Knowing the original concentration of the weak base and its percentage of dissociation allows us to calculate the specific concentrations of the ions produced. For NH4OH, with 2.6% of the molecules dissociated, the concentrations of NH4+ and OH- can be derived, which are equal due to the 1:1 stoichiometry of the dissociation reaction.

Chemical equilibrium occurs when the rates of the forward and reverse reactions are equal, leading to a constant ratio of reactants to products in a closed system. It is a dynamic state with ongoing but balanced processes. In the case of weak base dissociation such as NH4OH in water, equilibrium is established between the undissociated base (NH4OH) and the ions produced (NH4+ and OH-).

Equilibrium constants, like the water equilibrium constant (Kw), help us understand the extent of the reaction under certain conditions. Kw, which is \(1.0 \times 10^{-14}\) at 25°C, is the product of the concentrations of H+ and OH- ions in pure water. Calculating ion concentrations in weak base solutions involves using Kw and the known concentrations of other ions to determine unknowns, maintaining the concept of chemical equilibrium.

The pH and pOH of a solution are measures of its acidity and basicity, respectively.

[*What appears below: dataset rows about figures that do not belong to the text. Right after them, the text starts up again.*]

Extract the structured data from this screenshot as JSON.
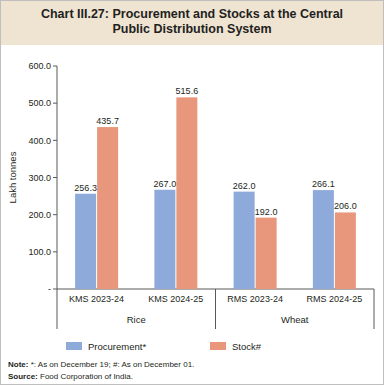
{
  "chart_data": {
    "type": "bar",
    "title": "Chart III.27: Procurement and Stocks at the Central Public Distribution System",
    "y_label": "Lakh tonnes",
    "categories": [
      "KMS 2023-24",
      "KMS 2024-25",
      "RMS 2023-24",
      "RMS 2024-25"
    ],
    "category_groups": [
      "Rice",
      "Rice",
      "Wheat",
      "Wheat"
    ],
    "series": [
      {
        "name": "Procurement*",
        "color": "#8eaadb",
        "values": [
          256.3,
          267.0,
          262.0,
          266.1
        ],
        "value_labels": [
          "256.3",
          "267.0",
          "262.0",
          "266.1"
        ]
      },
      {
        "name": "Stock#",
        "color": "#e8977c",
        "values": [
          435.7,
          515.6,
          192.0,
          206.0
        ],
        "value_labels": [
          "435.7",
          "515.6",
          "192.0",
          "206.0"
        ]
      }
    ],
    "ylim": [
      0,
      600
    ],
    "yticks": [
      {
        "value": 0,
        "label": "-"
      },
      {
        "value": 100,
        "label": "100.0"
      },
      {
        "value": 200,
        "label": "200.0"
      },
      {
        "value": 300,
        "label": "300.0"
      },
      {
        "value": 400,
        "label": "400.0"
      },
      {
        "value": 500,
        "label": "500.0"
      },
      {
        "value": 600,
        "label": "600.0"
      }
    ],
    "grid": false,
    "data_labels": true,
    "legend": "bottom",
    "note": "Note: *: As on December 19; #: As on December 01.",
    "source": "Source: Food Corporation of India."
  }
}
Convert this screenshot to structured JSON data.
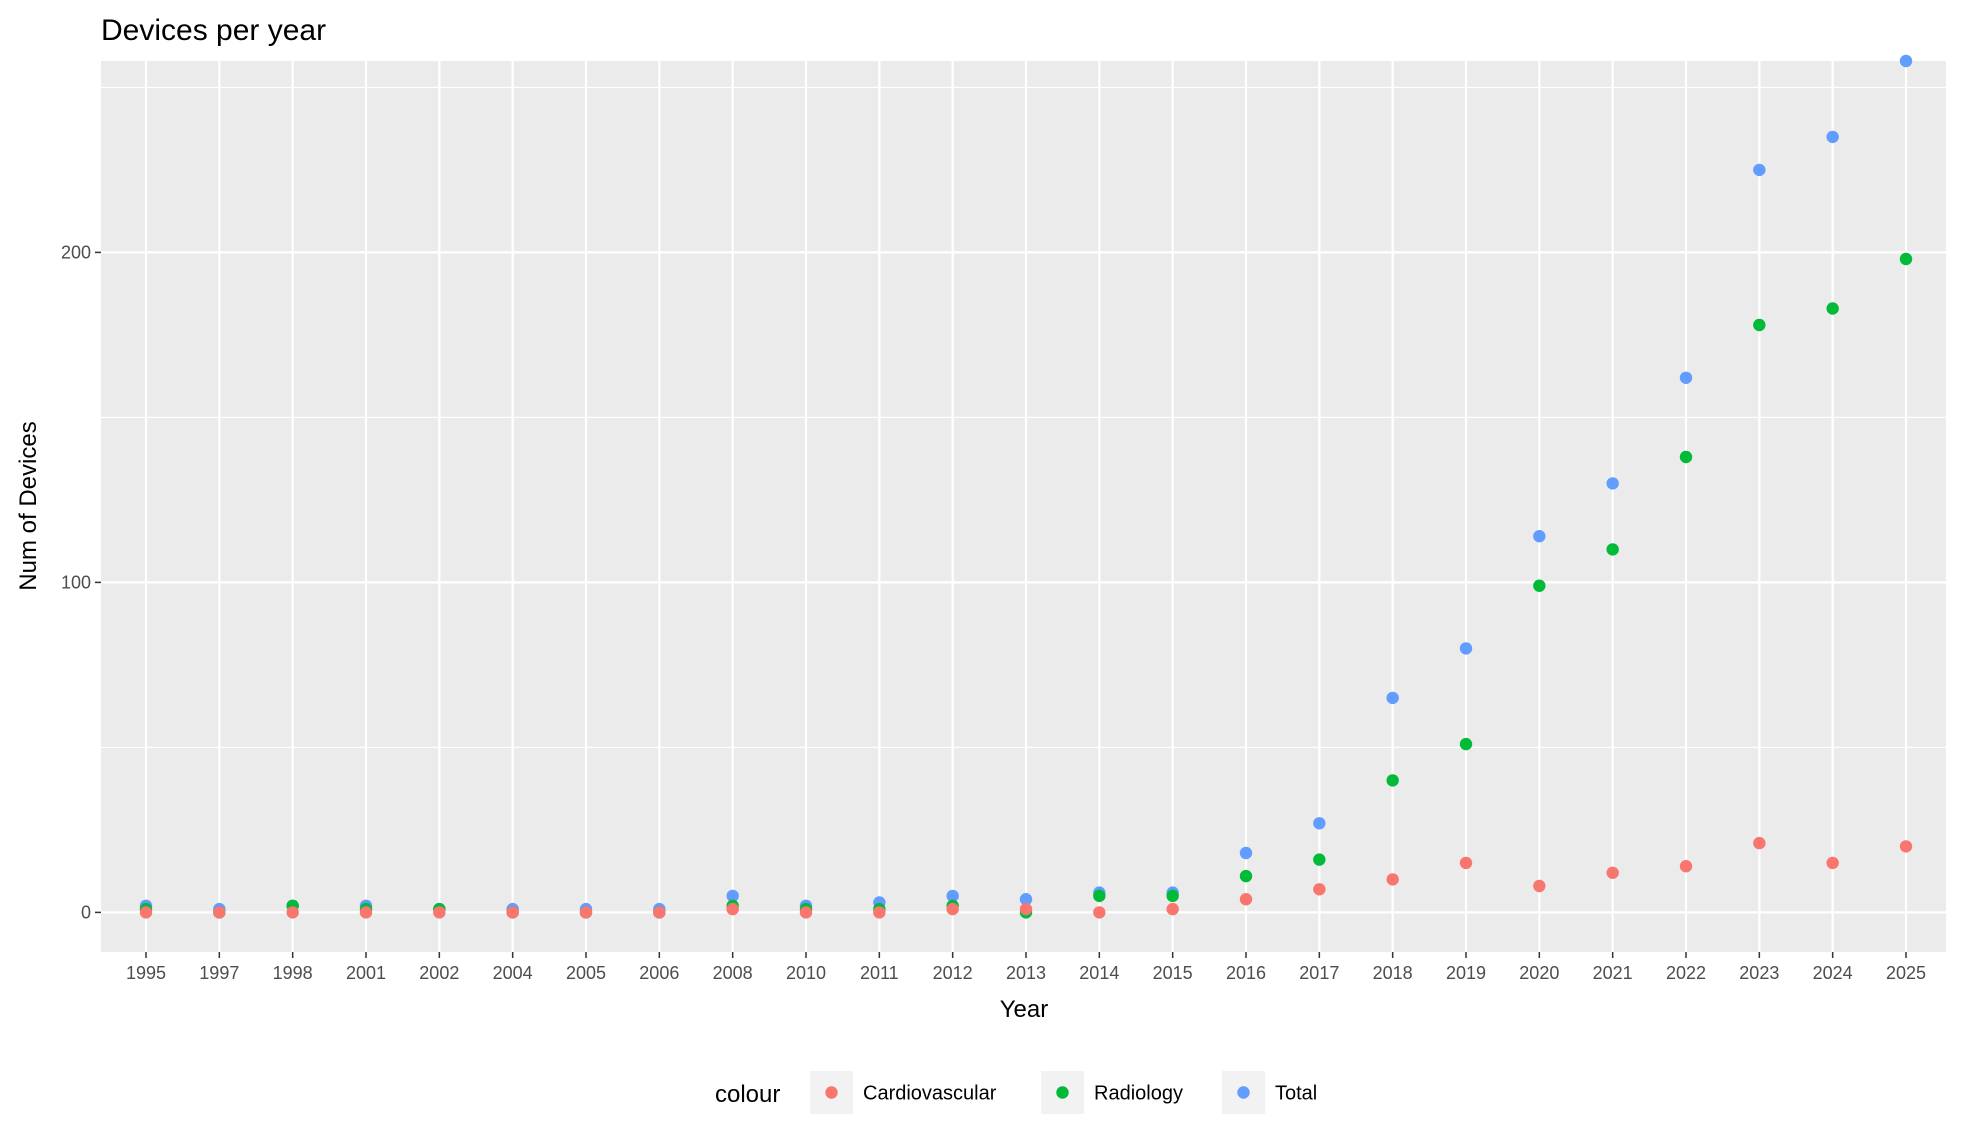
{
  "chart_data": {
    "type": "scatter",
    "title": "Devices per year",
    "xlabel": "Year",
    "ylabel": "Num of Devices",
    "categories": [
      "1995",
      "1997",
      "1998",
      "2001",
      "2002",
      "2004",
      "2005",
      "2006",
      "2008",
      "2010",
      "2011",
      "2012",
      "2013",
      "2014",
      "2015",
      "2016",
      "2017",
      "2018",
      "2019",
      "2020",
      "2021",
      "2022",
      "2023",
      "2024",
      "2025"
    ],
    "ylim": [
      -12,
      258
    ],
    "yticks": [
      0,
      100,
      200
    ],
    "legend_title": "colour",
    "legend_position": "bottom",
    "series": [
      {
        "name": "Cardiovascular",
        "color": "#F8766D",
        "values": [
          0,
          0,
          0,
          0,
          0,
          0,
          0,
          0,
          1,
          0,
          0,
          1,
          1,
          0,
          1,
          4,
          7,
          10,
          15,
          8,
          12,
          14,
          21,
          15,
          20
        ]
      },
      {
        "name": "Radiology",
        "color": "#00BA38",
        "values": [
          1,
          0,
          2,
          1,
          1,
          0,
          0,
          0,
          2,
          1,
          1,
          2,
          0,
          5,
          5,
          11,
          16,
          40,
          51,
          99,
          110,
          138,
          178,
          183,
          198
        ]
      },
      {
        "name": "Total",
        "color": "#619CFF",
        "values": [
          2,
          1,
          2,
          2,
          1,
          1,
          1,
          1,
          5,
          2,
          3,
          5,
          4,
          6,
          6,
          18,
          27,
          65,
          80,
          114,
          130,
          162,
          225,
          235,
          258
        ]
      }
    ]
  }
}
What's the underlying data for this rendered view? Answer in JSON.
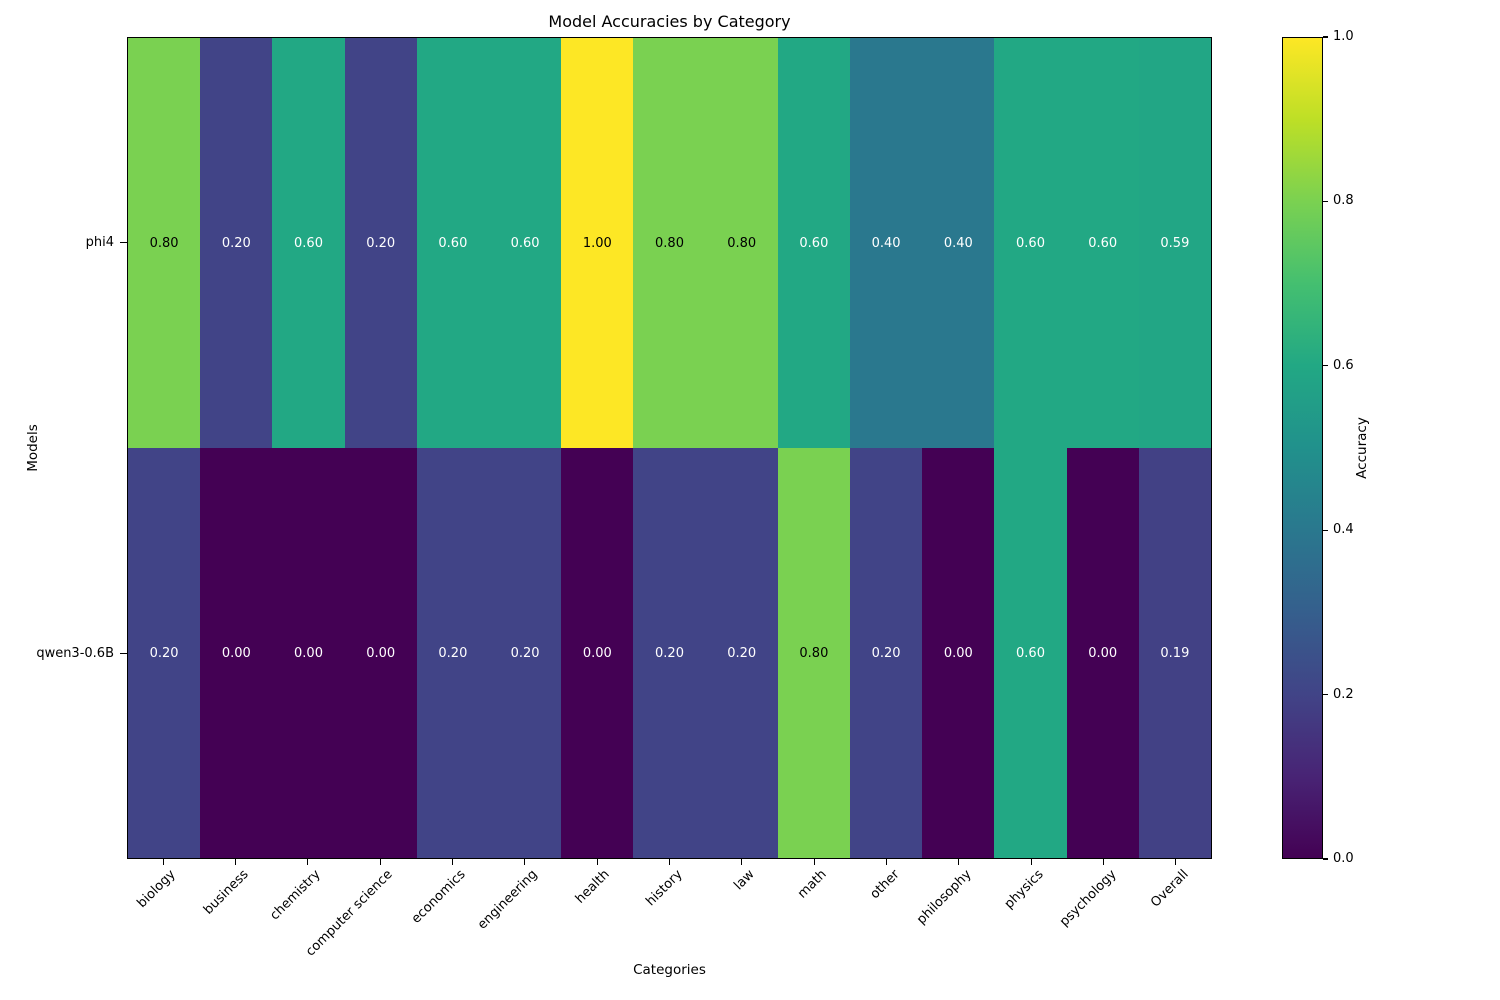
{
  "chart_data": {
    "type": "heatmap",
    "title": "Model Accuracies by Category",
    "xlabel": "Categories",
    "ylabel": "Models",
    "categories": [
      "biology",
      "business",
      "chemistry",
      "computer science",
      "economics",
      "engineering",
      "health",
      "history",
      "law",
      "math",
      "other",
      "philosophy",
      "physics",
      "psychology",
      "Overall"
    ],
    "series": [
      {
        "name": "phi4",
        "values": [
          0.8,
          0.2,
          0.6,
          0.2,
          0.6,
          0.6,
          1.0,
          0.8,
          0.8,
          0.6,
          0.4,
          0.4,
          0.6,
          0.6,
          0.59
        ]
      },
      {
        "name": "qwen3-0.6B",
        "values": [
          0.2,
          0.0,
          0.0,
          0.0,
          0.2,
          0.2,
          0.0,
          0.2,
          0.2,
          0.8,
          0.2,
          0.0,
          0.6,
          0.0,
          0.19
        ]
      }
    ],
    "value_format_decimals": 2,
    "vmin": 0.0,
    "vmax": 1.0,
    "grid": false,
    "colorbar": {
      "label": "Accuracy",
      "ticks": [
        1.0,
        0.8,
        0.6,
        0.4,
        0.2,
        0.0
      ],
      "position": "right"
    },
    "colormap": {
      "name": "viridis",
      "stops": [
        "#440154",
        "#482475",
        "#414487",
        "#355f8d",
        "#2a788e",
        "#21918c",
        "#22a884",
        "#44bf70",
        "#7ad151",
        "#bddf26",
        "#fde725"
      ]
    },
    "annotation_text_colors": {
      "dark_cell_text": "#ffffff",
      "light_cell_text": "#000000",
      "light_threshold": 0.7
    }
  }
}
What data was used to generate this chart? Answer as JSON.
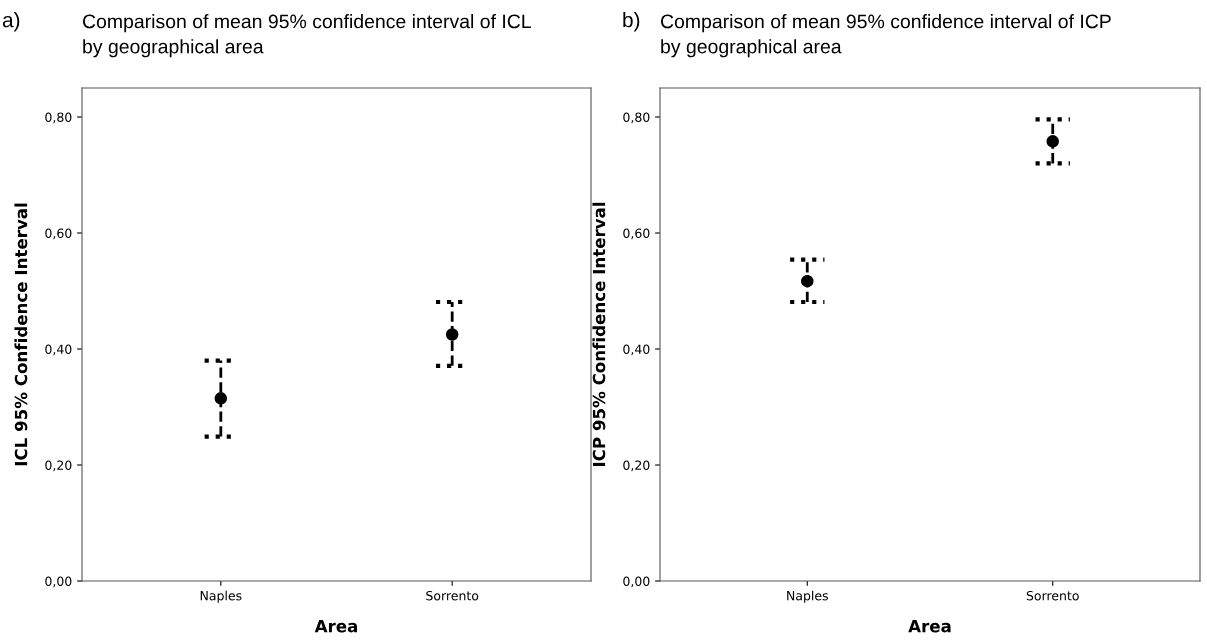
{
  "chart_data": [
    {
      "type": "scatter",
      "title": "Comparison of mean 95% confidence interval of ICL by geographical area",
      "annotations": [
        "a)"
      ],
      "xlabel": "Area",
      "ylabel": "ICL 95% Confidence Interval",
      "categories": [
        "Naples",
        "Sorrento"
      ],
      "series": [
        {
          "color": "#000000",
          "values": [
            0.315,
            0.425
          ],
          "errors": [
            [
              0.249,
              0.38
            ],
            [
              0.371,
              0.481
            ]
          ]
        }
      ],
      "ylim": [
        0,
        0.85
      ],
      "yticks": [
        {
          "value": 0,
          "label": "0,00"
        },
        {
          "value": 0.2,
          "label": "0,20"
        },
        {
          "value": 0.4,
          "label": "0,40"
        },
        {
          "value": 0.6,
          "label": "0,60"
        },
        {
          "value": 0.8,
          "label": "0,80"
        }
      ],
      "marker": "circle",
      "line_style": "dashed",
      "grid": false
    },
    {
      "type": "scatter",
      "title": "Comparison of mean 95% confidence interval of ICP by geographical area",
      "annotations": [
        "b)"
      ],
      "xlabel": "Area",
      "ylabel": "ICP 95% Confidence Interval",
      "categories": [
        "Naples",
        "Sorrento"
      ],
      "series": [
        {
          "color": "#000000",
          "values": [
            0.517,
            0.758
          ],
          "errors": [
            [
              0.481,
              0.554
            ],
            [
              0.72,
              0.796
            ]
          ]
        }
      ],
      "ylim": [
        0,
        0.85
      ],
      "yticks": [
        {
          "value": 0,
          "label": "0,00"
        },
        {
          "value": 0.2,
          "label": "0,20"
        },
        {
          "value": 0.4,
          "label": "0,40"
        },
        {
          "value": 0.6,
          "label": "0,60"
        },
        {
          "value": 0.8,
          "label": "0,80"
        }
      ],
      "marker": "circle",
      "line_style": "dashed",
      "grid": false
    }
  ]
}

The pH is the negative logarithm of the hydrogen ion concentration (H+), while pOH is the negative logarithm of the hydroxide ion concentration (OH-). Both scales are logarithmic and inversely related to the concentration of ions in solution.

The relationship between pOH and pH is given by the equation: \(pH + pOH = 14\) at 25°C. This relationship stems from the water equilibrium constant (Kw) and allows us to determine the pH from the pOH (and vice versa). In the textbook exercise, once we calculate the [OH-] concentration, we can find the pOH and then the pH of the weak base NH4OH solution, providing insight into the solution's overall acidity.